Although the present invention and its advantages have been

described in detail, it should be understood that various changes,

substitutions and alterations can be made herein without departing from the

spirit and scope of the invention as defined by the appended claims.

Claims

WHAT IS CLAIMED IS

1. A system 300 that provides operating system 320 control of a hardware 330 deferral of an exception that has occurred in the

execution of an instruction in an application 310, the system comprising:

means 104 for determining whether the instruction is speculative;

means 105 for communicating first information, between the

operating system and the hardware, about whether the exception is of a

type which is to be automatically deferred by the hardware;

means 107 for communicating second information, between the

operating system and the application, about whether the operating system will attempt to recover from the exception prior to deferral; and

means 102 for communicating third information, between the

operating system and the hardware, that indicates whether the hardware should defer the exception based upon at least one of the first information

and the second information, and whether the instruction is speculative.

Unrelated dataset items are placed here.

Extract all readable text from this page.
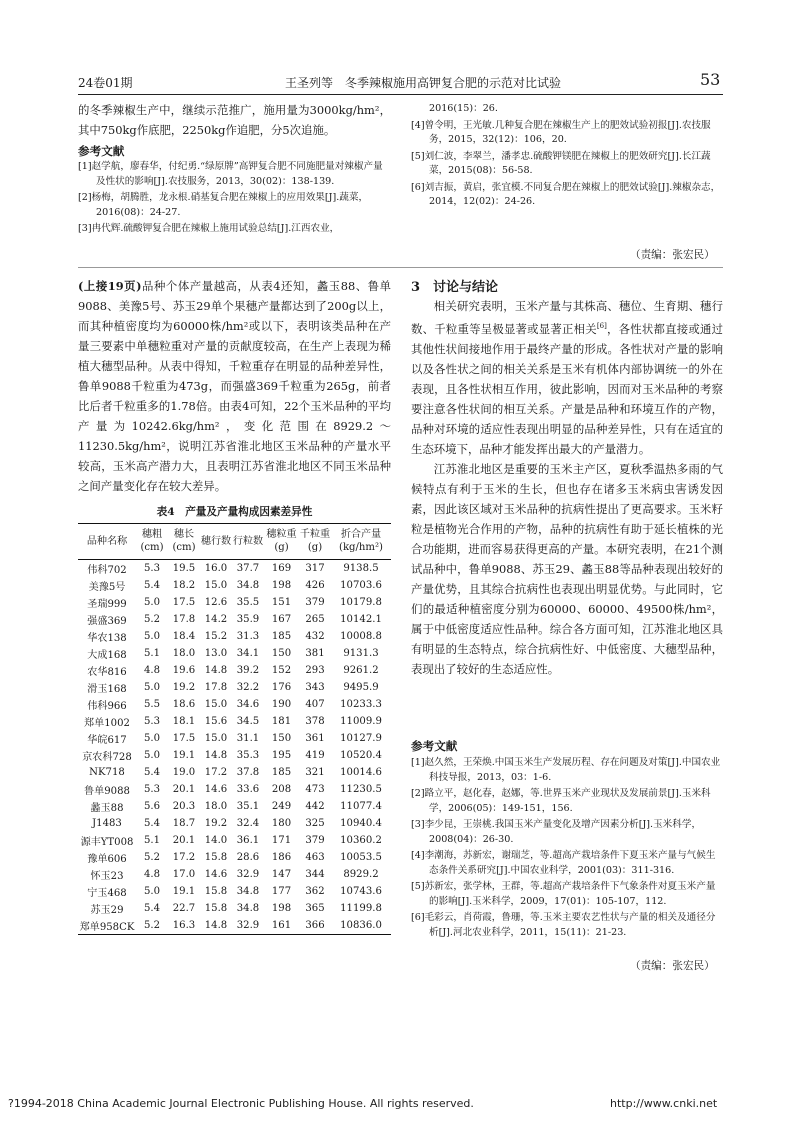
24卷01期	王圣列等　冬季辣椒施用高钾复合肥的示范对比试验	53

的冬季辣椒生产中，继续示范推广，施用量为3000kg/hm²，其中750kg作底肥，2250kg作追肥，分5次追施。

参考文献

[1]赵学航，廖春华，付纪勇.“绿原牌”高钾复合肥不同施肥量对辣椒产量及性状的影响[J].农技服务，2013，30(02)：138-139.

[2]杨梅，胡腾胜，龙永根.硝基复合肥在辣椒上的应用效果[J].蔬菜，2016(08)：24-27.

[3]冉代辉.硫酸钾复合肥在辣椒上施用试验总结[J].江西农业，

2016(15)：26.

[4]曾令明，王光敏.几种复合肥在辣椒生产上的肥效试验初报[J].农技服务，2015，32(12)：106，20.

[5]刘仁波，李翠兰，潘孝忠.硫酸钾镁肥在辣椒上的肥效研究[J].长江蔬菜，2015(08)：56-58.

[6]刘吉振，黄启，张宜模.不同复合肥在辣椒上的肥效试验[J].辣椒杂志，2014，12(02)：24-26.

（责编：张宏民）

(上接19页)品种个体产量越高，从表4还知，蠡玉88、鲁单9088、美豫5号、苏玉29单个果穗产量都达到了200g以上，而其种植密度均为60000株/hm²或以下，表明该类品种在产量三要素中单穗粒重对产量的贡献度较高，在生产上表现为稀植大穗型品种。从表中得知，千粒重存在明显的品种差异性，鲁单9088千粒重为473g，而强盛369千粒重为265g，前者比后者千粒重多的1.78倍。由表4可知，22个玉米品种的平均产量为10242.6kg/hm²，变化范围在8929.2～11230.5kg/hm²，说明江苏省淮北地区玉米品种的产量水平较高，玉米高产潜力大，且表明江苏省淮北地区不同玉米品种之间产量变化存在较大差异。

表4　产量及产量构成因素差异性
品种名称	穗粗(cm)	穗长(cm)	穗行数	行粒数	穗粒重(g)	千粒重(g)	折合产量(kg/hm²)
伟科702	5.3	19.5	16.0	37.7	169	317	9138.5
美豫5号	5.4	18.2	15.0	34.8	198	426	10703.6
圣瑞999	5.0	17.5	12.6	35.5	151	379	10179.8
强盛369	5.2	17.8	14.2	35.9	167	265	10142.1
华农138	5.0	18.4	15.2	31.3	185	432	10008.8
大成168	5.1	18.0	13.0	34.1	150	381	9131.3
农华816	4.8	19.6	14.8	39.2	152	293	9261.2
滑玉168	5.0	19.2	17.8	32.2	176	343	9495.9
伟科966	5.5	18.6	15.0	34.6	190	407	10233.3
郑单1002	5.3	18.1	15.6	34.5	181	378	11009.9
华皖617	5.0	17.5	15.0	31.1	150	361	10127.9
京农科728	5.0	19.1	14.8	35.3	195	419	10520.4
NK718	5.4	19.0	17.2	37.8	185	321	10014.6
鲁单9088	5.3	20.1	14.6	33.6	208	473	11230.5
蠡玉88	5.6	20.3	18.0	35.1	249	442	11077.4
J1483	5.4	18.7	19.2	32.4	180	325	10940.4
源丰YT008	5.1	20.1	14.0	36.1	171	379	10360.2
豫单606	5.2	17.2	15.8	28.6	186	463	10053.5
怀玉23	4.8	17.0	14.6	32.9	147	344	8929.2
宁玉468	5.0	19.1	15.8	34.8	177	362	10743.6
苏玉29	5.4	22.7	15.8	34.8	198	365	11199.8
郑单958CK	5.2	16.3	14.8	32.9	161	366	10836.0
3　讨论与结论

相关研究表明，玉米产量与其株高、穗位、生育期、穗行数、千粒重等呈极显著或显著正相关[6]，各性状都直接或通过其他性状间接地作用于最终产量的形成。各性状对产量的影响以及各性状之间的相关关系是玉米有机体内部协调统一的外在表现，且各性状相互作用，彼此影响，因而对玉米品种的考察要注意各性状间的相互关系。产量是品种和环境互作的产物，品种对环境的适应性表现出明显的品种差异性，只有在适宜的生态环境下，品种才能发挥出最大的产量潜力。

江苏淮北地区是重要的玉米主产区，夏秋季温热多雨的气候特点有利于玉米的生长，但也存在诸多玉米病虫害诱发因素，因此该区域对玉米品种的抗病性提出了更高要求。玉米籽粒是植物光合作用的产物，品种的抗病性有助于延长植株的光合功能期，进而容易获得更高的产量。本研究表明，在21个测试品种中，鲁单9088、苏玉29、蠡玉88等品种表现出较好的产量优势，且其综合抗病性也表现出明显优势。与此同时，它们的最适种植密度分别为60000、60000、49500株/hm²，属于中低密度适应性品种。综合各方面可知，江苏淮北地区具有明显的生态特点，综合抗病性好、中低密度、大穗型品种，表现出了较好的生态适应性。

参考文献

[1]赵久然，王荣焕.中国玉米生产发展历程、存在问题及对策[J].中国农业科技导报，2013，03：1-6.

[2]路立平，赵化春，赵娜，等.世界玉米产业现状及发展前景[J].玉米科学，2006(05)：149-151，156.

[3]李少昆，王崇桃.我国玉米产量变化及增产因素分析[J].玉米科学，2008(04)：26-30.

[4]李潮海，苏新宏，谢瑞芝，等.超高产栽培条件下夏玉米产量与气候生态条件关系研究[J].中国农业科学，2001(03)：311-316.

[5]苏新宏，张学林，王群，等.超高产栽培条件下气象条件对夏玉米产量的影响[J].玉米科学，2009，17(01)：105-107，112.

[6]毛彩云，肖荷霞，鲁珊，等.玉米主要农艺性状与产量的相关及通径分析[J].河北农业科学，2011，15(11)：21-23.

（责编：张宏民）
?1994-2018 China Academic Journal Electronic Publishing House. All rights reserved.	http://www.cnki.net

2. The system of claim 1 , wherein:

if the first information 105 indicates that the exception should be

automatically deferred and if the second information 107 indicates that the operating system will not attempt to recover from the exception prior to deferral and the instruction is speculative 104, then the hardware will

defer the exception 109.

3. The system of claim 1 , wherein: if the first information 105 indicates that the exception should not be automatically deferred, then a means for handling exceptions in the

operating system is invoked 110.

4. The system of claim 1 , wherein:

if the second information 107 indicates that the operating system

will attempt to recover from the exception prior to deferral, then a means

for handling exceptions in the operating system is invoked 110.

5. The system as in claim 3 or 4, wherein the means for handling exceptions comprises:

a first means 202 for attempting fault resolution;

wherein if the first means is successful 204, then the third

information 102 will indicate that exception is resolved and that the

hardware should not defer the exception 108.

6. The system of claim 5, wherein the first means was not

successful, and the means for handling further comprises:

means 207 for determining if the operating system chooses to defer the exception;

wherein if the operating system chooses to defer the exception 207 and the instruction is speculative 205, then the third information will

indicate that hardware should defer the exception 102.

7. The system of claim 6, wherein the operating system

chooses not to defer the exception 207, and the means for handling

further comprises:

a second means 208 for attempting fault resolution;

wherein if the second means is successful, then the third

information will indicate that exception is resolved and that the hardware

should not defer the exception 204.

8. The system of claim 7, wherein:

the second means 208 was not successful;

the instruction is speculative 210; and the third information 213 indicates that hardware should defer the

exception.

9. The system of claim 8, wherein: the second means 208 was not successful;

the instruction 210 is not speculative; and

the application is interrupted 211.

10. The system as in any of claims 1 -10, wherein:

the instruction is a speculative load 104, 205, 210.